Damlyama - August stew of meat with vegetables
8 servings
180 minutes
Dumlyama is a fragrant and rich dish of Uzbek cuisine, consisting of a stew of meat and vegetables cooked in layers in a kazan. Its history roots back to the nomadic traditions of Central Asia, where food was prepared slowly under a tight lid. Beef infused with the aromas of spices and fresh vegetables becomes incredibly tender, while the vegetables soak up the meat juices, creating a unique balance of flavors – from the sweetness of carrots and bell peppers to the spiciness of cumin and caraway.

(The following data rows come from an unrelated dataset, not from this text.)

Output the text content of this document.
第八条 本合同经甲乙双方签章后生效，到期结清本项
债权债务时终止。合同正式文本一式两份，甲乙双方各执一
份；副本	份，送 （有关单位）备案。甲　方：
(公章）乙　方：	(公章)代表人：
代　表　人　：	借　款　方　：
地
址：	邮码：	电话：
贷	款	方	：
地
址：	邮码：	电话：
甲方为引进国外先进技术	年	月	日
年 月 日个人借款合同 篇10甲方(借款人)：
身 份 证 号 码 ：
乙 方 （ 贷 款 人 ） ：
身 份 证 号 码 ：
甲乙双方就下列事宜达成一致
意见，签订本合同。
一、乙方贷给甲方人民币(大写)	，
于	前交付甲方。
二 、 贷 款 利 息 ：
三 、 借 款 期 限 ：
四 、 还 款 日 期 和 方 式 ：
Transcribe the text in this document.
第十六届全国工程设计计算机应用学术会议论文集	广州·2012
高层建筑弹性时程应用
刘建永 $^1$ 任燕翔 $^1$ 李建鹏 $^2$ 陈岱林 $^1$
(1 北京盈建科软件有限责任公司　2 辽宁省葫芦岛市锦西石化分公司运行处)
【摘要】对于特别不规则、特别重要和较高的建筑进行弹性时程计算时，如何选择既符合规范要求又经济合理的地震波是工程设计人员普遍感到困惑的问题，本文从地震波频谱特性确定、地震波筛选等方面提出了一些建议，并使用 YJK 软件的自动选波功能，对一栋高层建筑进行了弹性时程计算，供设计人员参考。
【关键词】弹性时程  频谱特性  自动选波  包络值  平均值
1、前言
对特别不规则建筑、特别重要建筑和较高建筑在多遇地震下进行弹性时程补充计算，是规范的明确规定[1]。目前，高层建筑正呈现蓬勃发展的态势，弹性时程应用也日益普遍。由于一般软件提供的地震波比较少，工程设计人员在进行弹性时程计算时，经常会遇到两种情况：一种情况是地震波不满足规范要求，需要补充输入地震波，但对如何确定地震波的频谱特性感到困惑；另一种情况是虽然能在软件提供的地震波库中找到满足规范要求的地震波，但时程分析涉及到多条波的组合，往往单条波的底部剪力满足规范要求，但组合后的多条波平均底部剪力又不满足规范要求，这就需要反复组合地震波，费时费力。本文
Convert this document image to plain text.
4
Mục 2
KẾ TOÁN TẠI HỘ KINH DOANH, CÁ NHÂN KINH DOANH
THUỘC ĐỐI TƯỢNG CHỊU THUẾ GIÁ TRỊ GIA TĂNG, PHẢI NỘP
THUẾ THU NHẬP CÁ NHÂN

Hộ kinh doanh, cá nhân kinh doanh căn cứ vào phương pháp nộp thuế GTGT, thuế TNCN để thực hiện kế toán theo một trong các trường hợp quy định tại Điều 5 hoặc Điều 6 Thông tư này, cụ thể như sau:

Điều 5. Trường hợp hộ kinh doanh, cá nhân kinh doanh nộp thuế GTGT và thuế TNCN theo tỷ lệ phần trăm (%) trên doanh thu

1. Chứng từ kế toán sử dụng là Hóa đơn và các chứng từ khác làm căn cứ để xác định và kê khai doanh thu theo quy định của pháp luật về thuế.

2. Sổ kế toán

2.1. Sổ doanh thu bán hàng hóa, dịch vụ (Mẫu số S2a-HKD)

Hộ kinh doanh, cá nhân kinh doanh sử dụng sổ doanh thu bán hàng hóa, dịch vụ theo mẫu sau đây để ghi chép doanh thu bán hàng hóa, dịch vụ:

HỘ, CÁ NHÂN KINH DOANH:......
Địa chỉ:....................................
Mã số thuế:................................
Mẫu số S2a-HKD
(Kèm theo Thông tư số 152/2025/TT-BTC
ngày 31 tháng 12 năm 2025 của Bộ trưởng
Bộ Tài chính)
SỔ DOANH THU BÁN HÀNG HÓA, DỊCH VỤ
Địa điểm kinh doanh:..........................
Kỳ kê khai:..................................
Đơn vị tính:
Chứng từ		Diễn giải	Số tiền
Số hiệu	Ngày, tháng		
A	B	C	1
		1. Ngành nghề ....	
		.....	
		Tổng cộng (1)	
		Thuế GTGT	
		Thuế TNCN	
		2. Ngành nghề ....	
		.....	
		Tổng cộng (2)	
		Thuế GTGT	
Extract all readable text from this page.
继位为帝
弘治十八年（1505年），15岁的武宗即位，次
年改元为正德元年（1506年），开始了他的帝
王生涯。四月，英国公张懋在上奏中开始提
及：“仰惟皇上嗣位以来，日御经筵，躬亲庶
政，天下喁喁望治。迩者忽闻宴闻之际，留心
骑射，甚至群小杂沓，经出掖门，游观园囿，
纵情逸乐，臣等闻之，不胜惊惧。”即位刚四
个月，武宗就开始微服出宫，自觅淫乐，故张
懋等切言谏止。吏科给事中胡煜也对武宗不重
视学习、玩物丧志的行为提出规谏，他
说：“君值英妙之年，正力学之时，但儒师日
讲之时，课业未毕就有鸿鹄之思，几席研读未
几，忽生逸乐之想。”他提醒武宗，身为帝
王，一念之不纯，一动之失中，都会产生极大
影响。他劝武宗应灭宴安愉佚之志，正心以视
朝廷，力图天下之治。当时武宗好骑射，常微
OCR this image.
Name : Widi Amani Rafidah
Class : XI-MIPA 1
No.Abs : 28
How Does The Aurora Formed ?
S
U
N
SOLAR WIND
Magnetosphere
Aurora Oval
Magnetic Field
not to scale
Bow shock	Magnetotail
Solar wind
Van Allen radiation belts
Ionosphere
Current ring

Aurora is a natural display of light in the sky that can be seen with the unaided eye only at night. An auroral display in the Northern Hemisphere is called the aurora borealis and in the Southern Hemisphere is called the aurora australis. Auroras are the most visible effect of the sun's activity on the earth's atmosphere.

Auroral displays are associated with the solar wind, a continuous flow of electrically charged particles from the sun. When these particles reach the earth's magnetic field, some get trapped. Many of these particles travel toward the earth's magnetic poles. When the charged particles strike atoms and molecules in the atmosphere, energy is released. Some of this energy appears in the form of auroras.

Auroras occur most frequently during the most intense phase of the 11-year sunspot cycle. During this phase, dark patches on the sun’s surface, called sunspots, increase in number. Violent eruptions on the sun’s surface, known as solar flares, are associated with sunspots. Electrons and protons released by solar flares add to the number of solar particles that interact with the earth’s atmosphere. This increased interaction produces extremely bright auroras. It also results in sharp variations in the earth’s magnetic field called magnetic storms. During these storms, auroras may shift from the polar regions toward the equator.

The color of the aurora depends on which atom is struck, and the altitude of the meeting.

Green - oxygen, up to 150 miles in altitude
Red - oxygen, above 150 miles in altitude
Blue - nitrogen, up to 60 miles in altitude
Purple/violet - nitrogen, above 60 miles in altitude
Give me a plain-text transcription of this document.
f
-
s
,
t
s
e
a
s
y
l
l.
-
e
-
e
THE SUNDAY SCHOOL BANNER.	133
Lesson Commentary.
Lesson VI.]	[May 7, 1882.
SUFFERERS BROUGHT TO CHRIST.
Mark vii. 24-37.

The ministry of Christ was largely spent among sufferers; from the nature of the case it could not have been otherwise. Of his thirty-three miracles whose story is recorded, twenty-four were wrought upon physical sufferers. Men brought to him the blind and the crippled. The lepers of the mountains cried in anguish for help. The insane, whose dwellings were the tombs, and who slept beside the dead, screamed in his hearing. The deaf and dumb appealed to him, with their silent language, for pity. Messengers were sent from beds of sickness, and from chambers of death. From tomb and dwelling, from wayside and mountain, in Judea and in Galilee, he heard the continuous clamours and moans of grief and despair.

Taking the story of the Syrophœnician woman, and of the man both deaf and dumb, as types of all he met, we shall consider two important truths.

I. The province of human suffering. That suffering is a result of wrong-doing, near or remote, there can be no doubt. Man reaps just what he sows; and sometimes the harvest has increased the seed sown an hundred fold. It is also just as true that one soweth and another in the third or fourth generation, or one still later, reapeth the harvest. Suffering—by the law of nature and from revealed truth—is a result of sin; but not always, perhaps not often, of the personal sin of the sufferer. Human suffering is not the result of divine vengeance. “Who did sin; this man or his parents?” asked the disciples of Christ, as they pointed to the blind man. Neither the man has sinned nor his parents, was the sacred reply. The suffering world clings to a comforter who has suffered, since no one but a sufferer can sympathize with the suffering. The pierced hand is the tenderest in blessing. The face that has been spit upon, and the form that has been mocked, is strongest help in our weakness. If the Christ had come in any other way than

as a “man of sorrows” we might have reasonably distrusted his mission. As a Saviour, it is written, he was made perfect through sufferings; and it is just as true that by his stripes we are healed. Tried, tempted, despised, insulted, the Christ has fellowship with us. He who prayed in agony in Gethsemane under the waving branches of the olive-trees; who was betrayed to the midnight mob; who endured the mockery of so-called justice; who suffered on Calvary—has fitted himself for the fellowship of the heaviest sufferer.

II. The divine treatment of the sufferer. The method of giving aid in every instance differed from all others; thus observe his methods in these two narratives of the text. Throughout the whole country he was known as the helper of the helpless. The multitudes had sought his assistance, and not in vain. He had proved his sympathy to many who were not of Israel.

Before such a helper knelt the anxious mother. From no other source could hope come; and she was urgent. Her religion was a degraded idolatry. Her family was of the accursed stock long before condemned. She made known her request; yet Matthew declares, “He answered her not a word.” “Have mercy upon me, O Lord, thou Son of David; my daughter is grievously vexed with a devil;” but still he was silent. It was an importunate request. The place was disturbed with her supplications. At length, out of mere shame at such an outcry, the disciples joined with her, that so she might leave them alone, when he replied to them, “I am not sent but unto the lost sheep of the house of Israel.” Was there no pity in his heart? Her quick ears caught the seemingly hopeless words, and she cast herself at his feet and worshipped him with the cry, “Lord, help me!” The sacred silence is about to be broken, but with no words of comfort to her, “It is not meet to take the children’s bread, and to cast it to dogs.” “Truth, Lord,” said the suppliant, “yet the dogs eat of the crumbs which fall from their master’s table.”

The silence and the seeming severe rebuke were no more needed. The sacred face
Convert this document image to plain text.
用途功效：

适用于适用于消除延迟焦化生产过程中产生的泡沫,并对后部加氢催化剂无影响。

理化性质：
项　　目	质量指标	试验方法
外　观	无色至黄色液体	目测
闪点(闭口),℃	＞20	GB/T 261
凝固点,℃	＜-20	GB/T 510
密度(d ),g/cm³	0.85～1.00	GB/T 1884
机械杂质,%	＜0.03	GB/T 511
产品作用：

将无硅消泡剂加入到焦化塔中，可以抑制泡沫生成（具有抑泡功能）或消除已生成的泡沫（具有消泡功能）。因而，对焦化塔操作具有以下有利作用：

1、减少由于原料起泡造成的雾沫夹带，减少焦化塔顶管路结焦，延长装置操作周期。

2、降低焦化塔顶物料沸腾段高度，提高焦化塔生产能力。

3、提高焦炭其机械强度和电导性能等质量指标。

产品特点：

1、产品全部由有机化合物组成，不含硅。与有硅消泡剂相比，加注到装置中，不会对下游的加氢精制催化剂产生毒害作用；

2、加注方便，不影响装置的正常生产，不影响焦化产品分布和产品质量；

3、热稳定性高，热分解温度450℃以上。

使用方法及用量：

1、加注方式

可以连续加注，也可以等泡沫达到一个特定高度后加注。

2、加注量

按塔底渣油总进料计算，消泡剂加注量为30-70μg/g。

Dumlyama is perfect for cozy family lunches or festive gatherings when one wants to enjoy the depth of traditional Uzbek cuisine.

1
Layer the chopped meat in a cauldron, season with salt and pepper, and sprinkle with coriander seeds, cumin, red and black pepper.
- Beef: 1 kg
- Coriander: to taste
- Ground cumin: to taste
- Ground red pepper: to taste
- Ground black pepper: to taste
2
First, add sliced onions on top, season with salt and pepper. Then layer sliced carrots (sprinkled with turmeric), followed by a layer of eggplant, bell pepper, tomatoes, and sliced potatoes. Season all layers with salt and pepper.
- Onion: 5 head
- Carrot: 3 pieces
- Eggplants: 2 pieces
- Sweet pepper: 3 pieces
- Potato: 6 pieces
- Ground red pepper: to taste
- Ground black pepper: to taste
3
Cover everything with cabbage leaves on top and close with a lid.
- Cabbage leaves: 3 pieces
4
Cook on high heat for 2-3 hours. Do not open the lid during this time!